Уилл, мальчик мой, мы живы! А почему? Да потому, что не стараемся быть только тем, чем кажемся на первый взгляд. Не пытаемся какому-нибудь тупоголовому капитану повстанцев напрягать мозги до тех пор, пока они у него из ушей полезут. А то начнешь его грузить сказками, он рассвирепеет и застрелит нас как лживых собак. Мы были похожи на федералов, этого ему достаточно. Да мы ими и были. А теперь уже — не-ет!
Эт-точно!
Да, здесь мокро, холодно — ноябрь, ночь, — и жрать охота, но мы живы, и положение у нас все-таки чуточку лучше, чем у тех, что ежеминутно падают мертвыми в каждом штате Конфедерации. А то, что живы мы благодаря способности свернуть с прямого пути то в одну сторону, то в другую, ориентируясь по обстановке, показывает, что есть, есть в нас нечто, какой-то дар Божий! Да вообще я чувствую в этом Божий Промысел, и мне жаль, что ты этого не видишь. Я буду молиться, чтобы Он не наказывал тебя за неблагодарность. А еще за то, что вечно ты во всем обвиняешь меня.

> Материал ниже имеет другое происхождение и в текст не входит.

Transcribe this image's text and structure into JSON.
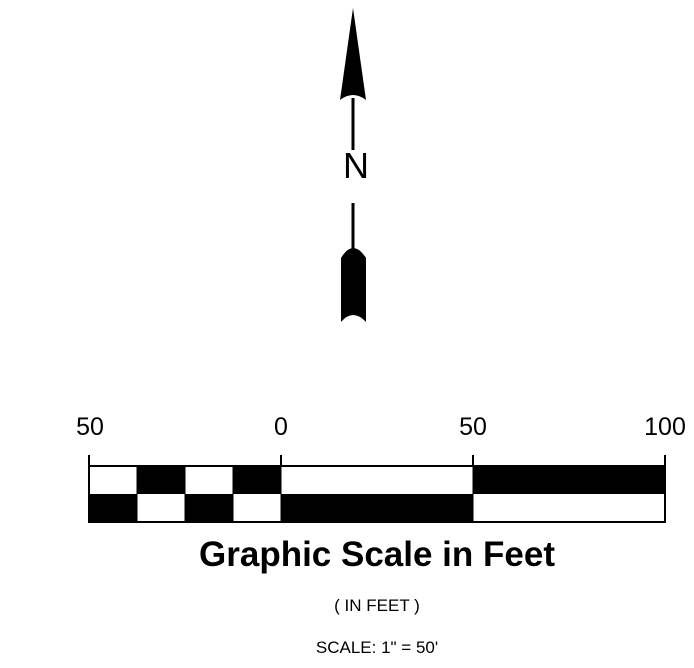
{
  "north_arrow": {
    "letter": "N"
  },
  "scale": {
    "tick_labels": [
      "50",
      "0",
      "50",
      "100"
    ],
    "title": "Graphic Scale in Feet",
    "units": "( IN FEET )",
    "ratio": "SCALE: 1\" = 50'"
  },
  "colors": {
    "ink": "#000000",
    "paper": "#ffffff"
  }
}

Милое дело, их поставили на два через четыре, но вот уже и небо побледнело, а смены все нет! Дождь перестал, задул ветер, будто раздувая рассвет. Внизу показался лагерь — раскисшая, лишенная растительности грязная плешь с ручейками болотной воды, текущими прямо сквозь стены форта. Пленные, не имеющие для укрытия даже шляп, выбирались из залитых водой земляных нор, где они спали. С первыми лучами холодного солнца все были на ногах, повылезали, стояли, скрючившись, дрожа и пританцовывая на месте. Кашель, то одиночный, то целыми залпами раздававшийся в их толпе, бил Уиллу в уши как ружейная пальба. Все поглядывали на кухонный барак, но там даже дымок над трубой не вился.
За дальней стеной форта сквозь сосны виднелась река, быстрая и вспухшая от затяжных дождей.

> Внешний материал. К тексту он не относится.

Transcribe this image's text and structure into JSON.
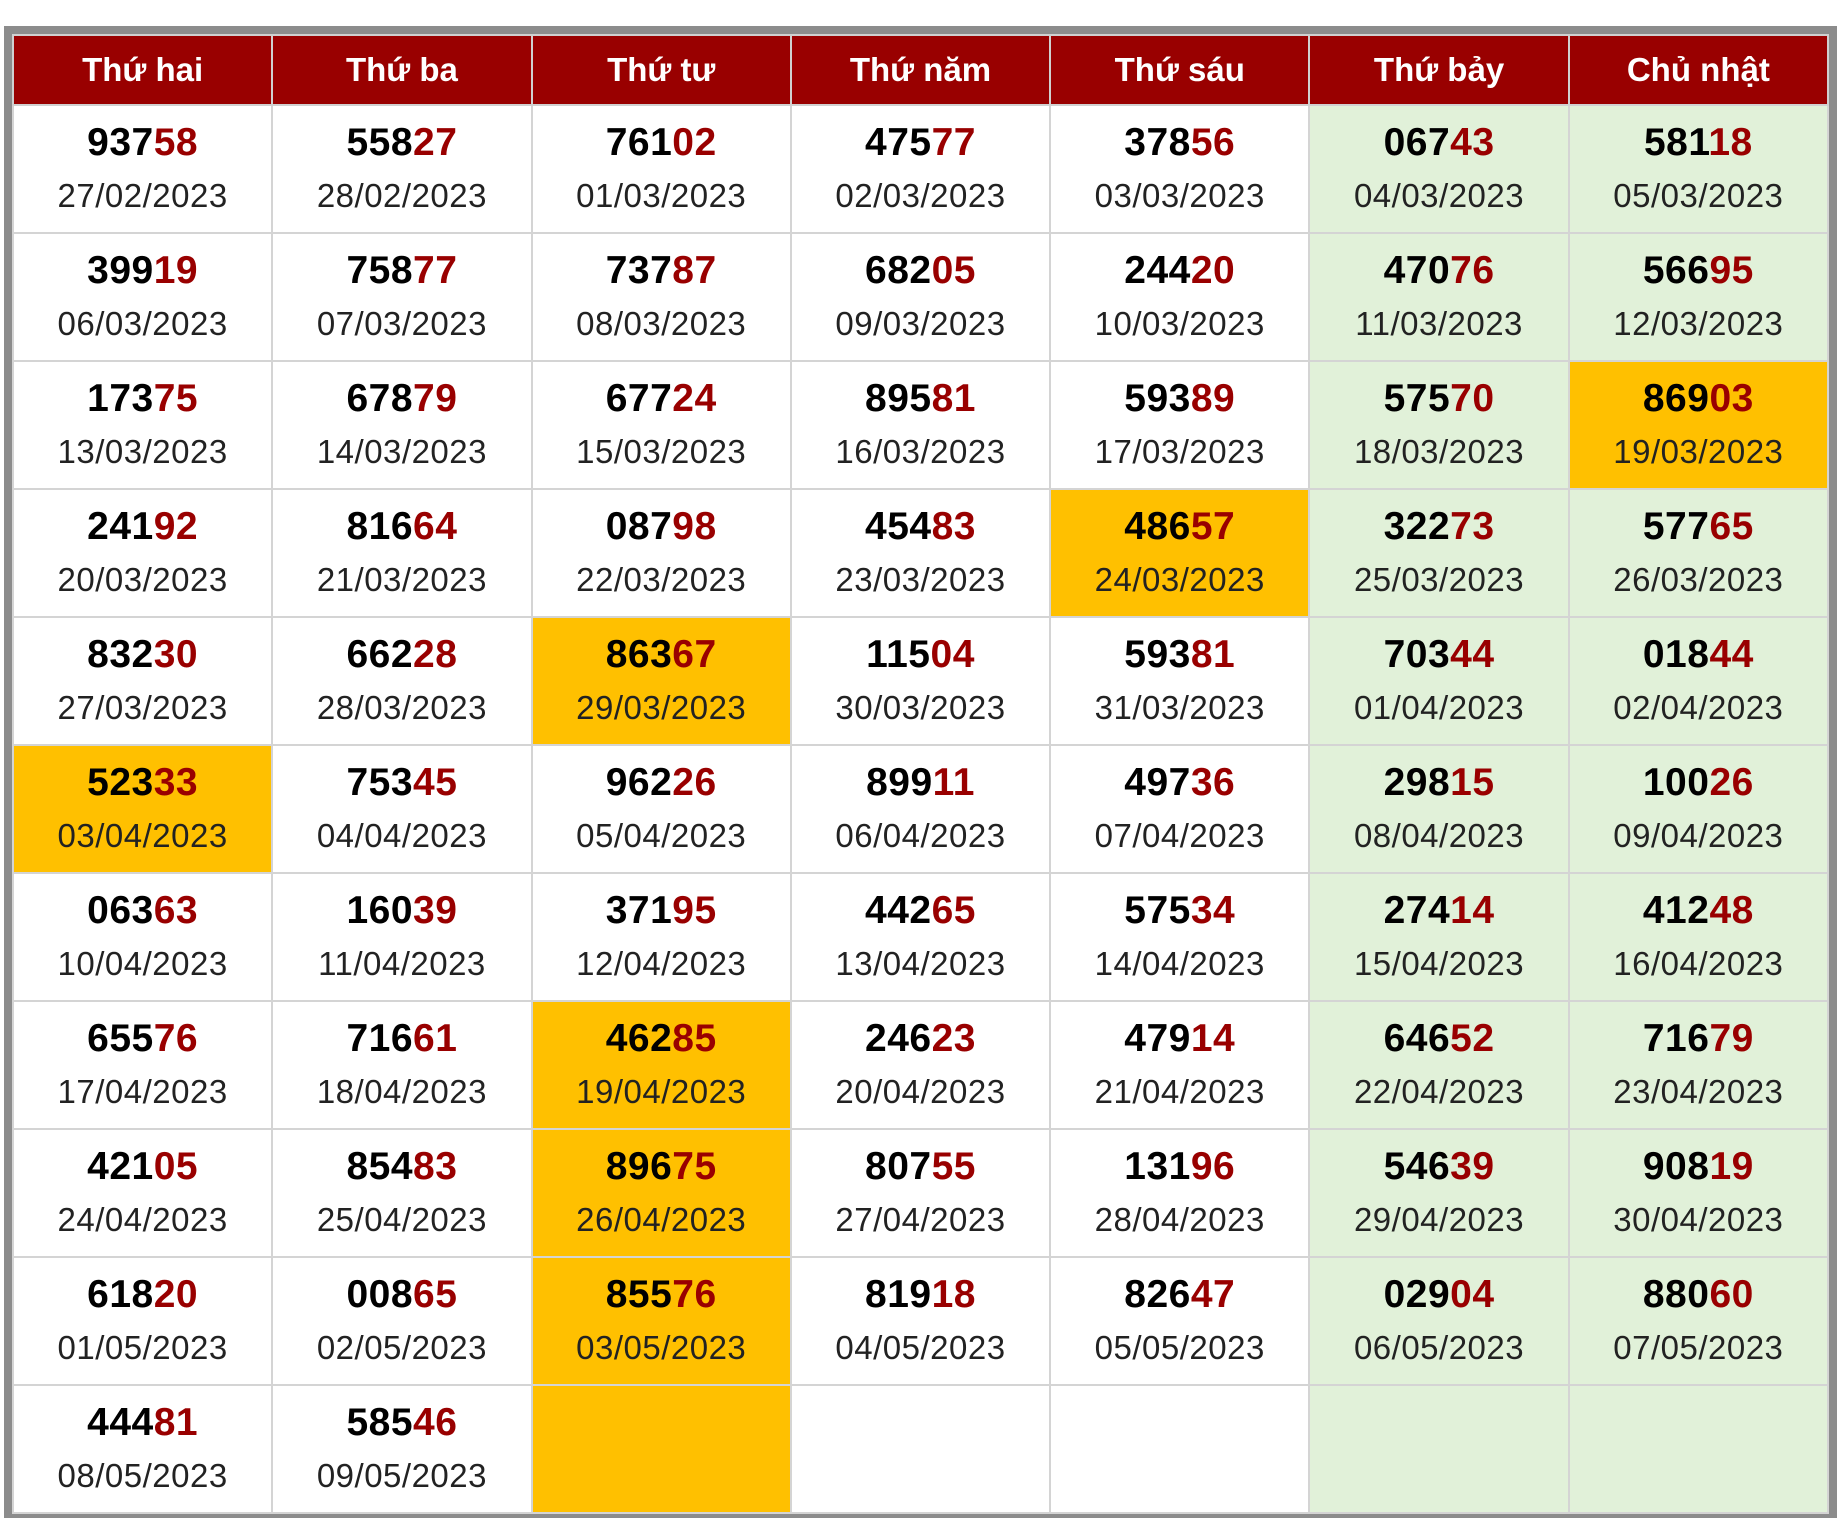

И вонь — в то утро вонь стояла в лагере хуже обычного: воняли открытые сортиры, да и с похоронной траншеи, вырытой как раз под их постом и кое-как забросанной землей, дождь смыл всю верхнюю присыпку. Там и сям торчали тела. Чтобы не смотреть, Уилл повернулся в другую сторону, пытаясь сквозь всю эту гадость уловить запах соснового леса. И тут увидел охранников, которые бежали с фонарями и собаками.

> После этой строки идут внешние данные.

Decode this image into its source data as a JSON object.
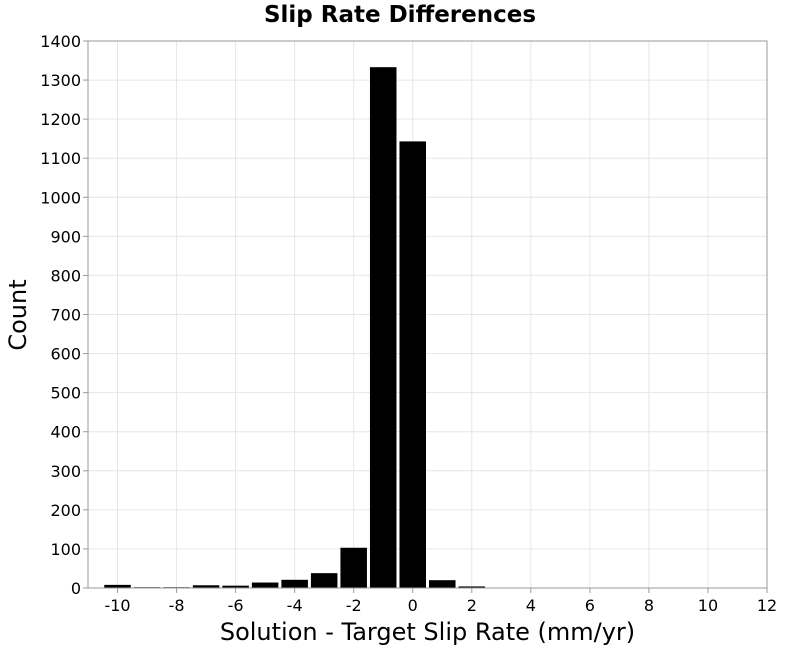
{
  "chart_data": {
    "type": "bar",
    "title": "Slip Rate Differences",
    "xlabel": "Solution - Target Slip Rate (mm/yr)",
    "ylabel": "Count",
    "xlim": [
      -11,
      12
    ],
    "ylim": [
      0,
      1400
    ],
    "xticks": [
      -10,
      -8,
      -6,
      -4,
      -2,
      0,
      2,
      4,
      6,
      8,
      10,
      12
    ],
    "yticks": [
      0,
      100,
      200,
      300,
      400,
      500,
      600,
      700,
      800,
      900,
      1000,
      1100,
      1200,
      1300,
      1400
    ],
    "grid": true,
    "bin_width": 1,
    "bins": [
      {
        "center": -10,
        "value": 8
      },
      {
        "center": -9,
        "value": 2
      },
      {
        "center": -8,
        "value": 2
      },
      {
        "center": -7,
        "value": 7
      },
      {
        "center": -6,
        "value": 6
      },
      {
        "center": -5,
        "value": 14
      },
      {
        "center": -4,
        "value": 21
      },
      {
        "center": -3,
        "value": 38
      },
      {
        "center": -2,
        "value": 103
      },
      {
        "center": -1,
        "value": 1333
      },
      {
        "center": 0,
        "value": 1143
      },
      {
        "center": 1,
        "value": 20
      },
      {
        "center": 2,
        "value": 4
      },
      {
        "center": 3,
        "value": 1
      },
      {
        "center": 4,
        "value": 0
      },
      {
        "center": 5,
        "value": 1
      },
      {
        "center": 6,
        "value": 0
      },
      {
        "center": 7,
        "value": 0
      },
      {
        "center": 8,
        "value": 0
      },
      {
        "center": 9,
        "value": 0
      },
      {
        "center": 10,
        "value": 0
      },
      {
        "center": 11,
        "value": 0
      }
    ],
    "bar_color": "#000000",
    "grid_color": "#e6e6e6"
  }
}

Вскоре пленных федералов — промокших, грязных, истощенных так, что от них оставалась кожа да кости, — построили на дороге и погнали в городок Миллен на железную дорогу. В колонне было больше тысячи человек, и у некоторых хватало сил и присутствия духа, чтобы роптать — зачем это нас, дескать, вывели из лагеря и гонят в Миллен? Через каждые двадцать ярдов вдоль колонны шагали охранники с винтовками, некоторые еще и с собаками. Арли, шедший ближе к голове колонны, стал понемногу отставать, пока не поравнялся с Уиллом. Ни по какой железной дороге мы никуда не поедем, — сказал он. — Ты слышишь меня?
Слышу.
Там, куда они приедут, жрачки будет еще меньше. Смотри на меня и делай как я, — прошептал Арли.
Ну вот, опять двадцать пять! — отозвался на это Уилл.